Review: Canon i860 Printer

Printers, like monitors, outlive most computers. Because they’re essentially a one-trick pony—all we ask of them is that they print our memos and spreadsheets and now, our digital photographs—they don’t need the latest, most powerful CPUs or gigabytes of memory in order to fulfill their function. They just don’t age as quickly as our computers. But that doesn’t mean you won’t out-grow them.

The Old Printer Was a Dog That Don't Hunt

We bought our last printer, the HP OfficeJet 600—a multi-function unit: printer, scanner, copier and fax machine—in 1997, some seven years ago at this writing. And while it did do all the things HP promised it could do, it did none of them well.

Or quickly.

Or quietly.

And it was not cheap.

And the software it insisted it needed, above and beyond a simple printer driver, brought even sturdy Windows XP to its knees.

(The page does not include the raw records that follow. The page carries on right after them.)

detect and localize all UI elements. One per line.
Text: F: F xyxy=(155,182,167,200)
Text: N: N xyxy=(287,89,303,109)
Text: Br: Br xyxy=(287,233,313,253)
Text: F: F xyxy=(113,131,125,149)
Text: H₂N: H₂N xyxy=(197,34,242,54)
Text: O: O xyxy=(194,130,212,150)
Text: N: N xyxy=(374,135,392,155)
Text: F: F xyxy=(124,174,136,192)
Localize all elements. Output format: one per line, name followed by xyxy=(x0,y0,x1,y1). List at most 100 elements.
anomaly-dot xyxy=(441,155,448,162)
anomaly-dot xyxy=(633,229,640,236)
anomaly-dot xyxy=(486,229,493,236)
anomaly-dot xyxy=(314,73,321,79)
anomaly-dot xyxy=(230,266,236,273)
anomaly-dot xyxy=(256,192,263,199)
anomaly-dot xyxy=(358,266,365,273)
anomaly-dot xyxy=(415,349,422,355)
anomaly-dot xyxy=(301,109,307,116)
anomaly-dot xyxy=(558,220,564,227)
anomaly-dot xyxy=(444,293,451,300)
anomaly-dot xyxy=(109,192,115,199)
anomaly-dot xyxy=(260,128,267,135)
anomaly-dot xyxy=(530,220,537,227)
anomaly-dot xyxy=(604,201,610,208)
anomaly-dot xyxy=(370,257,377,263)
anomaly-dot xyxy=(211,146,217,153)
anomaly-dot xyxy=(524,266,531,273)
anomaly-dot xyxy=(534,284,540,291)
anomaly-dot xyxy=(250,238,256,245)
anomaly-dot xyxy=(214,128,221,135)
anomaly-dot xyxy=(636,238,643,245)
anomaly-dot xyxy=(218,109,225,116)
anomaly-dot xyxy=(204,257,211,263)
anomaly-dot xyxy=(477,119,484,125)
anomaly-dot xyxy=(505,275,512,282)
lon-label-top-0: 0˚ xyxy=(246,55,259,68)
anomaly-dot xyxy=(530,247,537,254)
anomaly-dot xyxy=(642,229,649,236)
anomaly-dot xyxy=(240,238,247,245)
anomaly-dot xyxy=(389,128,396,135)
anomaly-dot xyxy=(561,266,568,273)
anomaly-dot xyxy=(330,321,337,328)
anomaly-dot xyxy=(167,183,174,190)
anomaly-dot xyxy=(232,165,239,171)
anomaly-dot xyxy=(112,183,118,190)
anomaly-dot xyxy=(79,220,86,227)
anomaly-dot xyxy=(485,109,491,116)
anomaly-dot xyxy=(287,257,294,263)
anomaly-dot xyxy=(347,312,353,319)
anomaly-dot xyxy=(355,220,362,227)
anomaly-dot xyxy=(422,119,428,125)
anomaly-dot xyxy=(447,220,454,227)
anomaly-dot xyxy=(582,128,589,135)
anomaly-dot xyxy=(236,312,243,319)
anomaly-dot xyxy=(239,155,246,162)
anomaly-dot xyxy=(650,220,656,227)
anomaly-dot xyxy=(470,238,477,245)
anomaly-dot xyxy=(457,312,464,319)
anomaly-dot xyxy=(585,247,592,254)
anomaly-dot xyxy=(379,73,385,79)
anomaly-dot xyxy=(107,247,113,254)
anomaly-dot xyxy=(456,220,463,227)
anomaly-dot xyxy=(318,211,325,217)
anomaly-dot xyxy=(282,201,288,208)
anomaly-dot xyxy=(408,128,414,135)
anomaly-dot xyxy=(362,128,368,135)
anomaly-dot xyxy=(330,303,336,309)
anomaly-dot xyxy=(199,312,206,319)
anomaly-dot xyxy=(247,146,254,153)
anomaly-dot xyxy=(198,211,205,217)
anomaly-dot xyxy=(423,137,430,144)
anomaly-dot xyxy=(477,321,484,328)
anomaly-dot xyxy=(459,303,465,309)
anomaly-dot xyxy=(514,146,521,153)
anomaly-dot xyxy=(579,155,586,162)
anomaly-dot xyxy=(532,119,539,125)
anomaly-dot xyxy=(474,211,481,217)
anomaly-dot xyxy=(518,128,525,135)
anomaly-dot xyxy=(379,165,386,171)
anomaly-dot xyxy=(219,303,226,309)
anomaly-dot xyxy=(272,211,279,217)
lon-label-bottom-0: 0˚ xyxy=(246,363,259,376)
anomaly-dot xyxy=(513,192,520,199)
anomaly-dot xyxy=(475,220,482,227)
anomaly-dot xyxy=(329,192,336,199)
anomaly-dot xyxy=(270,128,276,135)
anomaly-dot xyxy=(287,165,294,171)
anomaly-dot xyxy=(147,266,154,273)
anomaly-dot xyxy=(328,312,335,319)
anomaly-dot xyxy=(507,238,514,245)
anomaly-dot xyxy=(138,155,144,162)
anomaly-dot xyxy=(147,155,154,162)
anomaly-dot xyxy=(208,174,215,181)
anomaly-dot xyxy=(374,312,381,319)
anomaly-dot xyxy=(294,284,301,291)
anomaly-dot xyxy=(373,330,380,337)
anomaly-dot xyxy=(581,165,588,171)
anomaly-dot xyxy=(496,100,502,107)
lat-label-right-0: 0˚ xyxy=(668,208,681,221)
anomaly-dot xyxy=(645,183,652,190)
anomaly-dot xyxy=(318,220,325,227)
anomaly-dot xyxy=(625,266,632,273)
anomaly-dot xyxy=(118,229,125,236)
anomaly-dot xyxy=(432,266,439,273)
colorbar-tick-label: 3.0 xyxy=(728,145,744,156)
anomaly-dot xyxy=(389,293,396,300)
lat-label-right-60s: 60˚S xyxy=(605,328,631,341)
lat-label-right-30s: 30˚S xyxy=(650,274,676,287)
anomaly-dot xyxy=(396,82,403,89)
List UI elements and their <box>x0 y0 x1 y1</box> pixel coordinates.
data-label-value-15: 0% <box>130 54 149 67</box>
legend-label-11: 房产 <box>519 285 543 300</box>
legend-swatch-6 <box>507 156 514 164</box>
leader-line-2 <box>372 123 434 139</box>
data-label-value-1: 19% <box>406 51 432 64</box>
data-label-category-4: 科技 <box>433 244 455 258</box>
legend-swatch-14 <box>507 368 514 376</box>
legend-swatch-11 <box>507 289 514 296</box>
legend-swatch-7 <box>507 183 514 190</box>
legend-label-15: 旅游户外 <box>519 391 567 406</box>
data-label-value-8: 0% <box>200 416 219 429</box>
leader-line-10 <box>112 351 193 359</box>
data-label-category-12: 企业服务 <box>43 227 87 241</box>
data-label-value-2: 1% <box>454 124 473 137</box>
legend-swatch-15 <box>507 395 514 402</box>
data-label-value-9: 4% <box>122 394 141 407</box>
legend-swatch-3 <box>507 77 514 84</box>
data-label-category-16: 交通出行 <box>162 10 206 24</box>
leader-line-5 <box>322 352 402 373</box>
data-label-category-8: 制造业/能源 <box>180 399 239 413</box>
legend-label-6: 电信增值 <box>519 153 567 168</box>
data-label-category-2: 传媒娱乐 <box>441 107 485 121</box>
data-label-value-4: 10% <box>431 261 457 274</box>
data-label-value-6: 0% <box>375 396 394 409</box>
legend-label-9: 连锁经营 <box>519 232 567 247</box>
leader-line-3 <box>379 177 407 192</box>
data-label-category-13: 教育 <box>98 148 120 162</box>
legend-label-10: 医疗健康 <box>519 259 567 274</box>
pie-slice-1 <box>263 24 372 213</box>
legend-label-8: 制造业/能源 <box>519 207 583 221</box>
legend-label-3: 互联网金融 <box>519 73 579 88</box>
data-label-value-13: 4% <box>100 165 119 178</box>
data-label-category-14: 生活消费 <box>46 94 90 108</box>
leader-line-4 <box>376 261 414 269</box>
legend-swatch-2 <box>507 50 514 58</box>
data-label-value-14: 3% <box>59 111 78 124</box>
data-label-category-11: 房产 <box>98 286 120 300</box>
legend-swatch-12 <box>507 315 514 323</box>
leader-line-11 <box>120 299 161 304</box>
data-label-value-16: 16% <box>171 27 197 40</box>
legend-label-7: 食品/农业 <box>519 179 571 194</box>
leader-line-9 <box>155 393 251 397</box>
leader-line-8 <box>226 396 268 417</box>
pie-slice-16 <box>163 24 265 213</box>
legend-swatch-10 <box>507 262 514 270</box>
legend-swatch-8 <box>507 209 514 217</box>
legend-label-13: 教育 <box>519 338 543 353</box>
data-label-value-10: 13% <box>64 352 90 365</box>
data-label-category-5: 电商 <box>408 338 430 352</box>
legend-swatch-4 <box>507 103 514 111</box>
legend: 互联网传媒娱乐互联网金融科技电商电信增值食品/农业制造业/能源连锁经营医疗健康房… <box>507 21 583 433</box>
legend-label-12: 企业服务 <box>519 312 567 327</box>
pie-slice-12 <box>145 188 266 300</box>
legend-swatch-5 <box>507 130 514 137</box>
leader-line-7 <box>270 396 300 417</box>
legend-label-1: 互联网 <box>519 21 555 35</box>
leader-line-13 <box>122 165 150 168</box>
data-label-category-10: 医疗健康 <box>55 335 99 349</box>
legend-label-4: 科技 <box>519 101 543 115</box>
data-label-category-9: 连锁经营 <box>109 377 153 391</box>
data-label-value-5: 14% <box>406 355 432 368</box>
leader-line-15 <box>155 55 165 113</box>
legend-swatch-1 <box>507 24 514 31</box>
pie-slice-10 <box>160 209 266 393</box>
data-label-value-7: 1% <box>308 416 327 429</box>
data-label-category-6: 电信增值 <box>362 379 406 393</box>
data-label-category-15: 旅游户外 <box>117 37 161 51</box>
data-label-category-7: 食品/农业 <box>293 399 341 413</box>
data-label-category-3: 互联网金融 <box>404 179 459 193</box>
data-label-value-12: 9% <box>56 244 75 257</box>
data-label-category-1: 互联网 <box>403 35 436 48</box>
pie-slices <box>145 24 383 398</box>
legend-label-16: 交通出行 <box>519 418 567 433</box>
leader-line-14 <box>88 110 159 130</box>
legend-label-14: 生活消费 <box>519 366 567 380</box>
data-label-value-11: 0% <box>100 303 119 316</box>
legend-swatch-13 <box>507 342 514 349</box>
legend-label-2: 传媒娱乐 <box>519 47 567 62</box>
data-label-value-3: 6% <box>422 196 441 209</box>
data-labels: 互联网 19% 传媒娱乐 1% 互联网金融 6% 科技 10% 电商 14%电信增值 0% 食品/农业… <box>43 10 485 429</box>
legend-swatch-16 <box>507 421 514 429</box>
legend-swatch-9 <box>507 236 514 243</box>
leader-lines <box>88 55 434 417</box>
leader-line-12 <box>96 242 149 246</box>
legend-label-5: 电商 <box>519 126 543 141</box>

Our Specs: What We Wanted a Printer to Do

No, it was clear we needed a new printer and it had to:

  • Print our digital photographs—indistinguishable from the prints you get from a photo store.
  • Print our invoices and promotional materials—with a high level of quality, accurate colors and alignment
  • Be very, very quiet (sorry, Mr. Fudd)
  • Be very, very fast
  • Be inexpensive
  • Play nicely with Windows XP
  • Just work, without us thinking about it—a major tenet of our Transparent Computing philosophy

The Canon i860 does all of this and more. You don’t normally see geeks raving about printers that retail for $149,95, but you’re about see us gush over this little beauty.

We admire good engineering—stuff where someone obviously sat down and thought about how an end user might utilize their product in the real world. Canon’s done that here.

Among the features we like:

  • Five ink tanks—instead of a single multi-ink cartridge for color printing (ever run out of just the yellow ink in one of these guys and have to replace the whole cartridge?), this baby’s got five: Cyan, Magenta, Yellow and two black tanks. Just replace the colors you need. Why two black cartridges? The second tank allows this little inkjet printer to create text documents that look as though they’d been printed on a LaserJet.
  • Non-invasive printing—it just works—quickly, quietly and with often amazing quality. The HP used to print our web pages (badly) in about two minutes; the i860 does it in less than ten seconds—quietly and sharply.
  • Optional Easy-WebPrint software—did you ever try to print a web page and have the text run off the right-hand side of the page? The WebPrint software, which sits in a hand add-on toolbar in Internet Explorer, controls how web pages print. Want to print it with the background colors in landscape mode? No problem. Want to reduce the size of that page so it fits on a single sheet? Easy as pie.

If you’re looking for a printer for your home or even small office use, as we were, the Canon i860 is the way to go.

Highly recommended, but, sadly, no longer being manufactured by Canon. We still think Canon makes the best printers out there.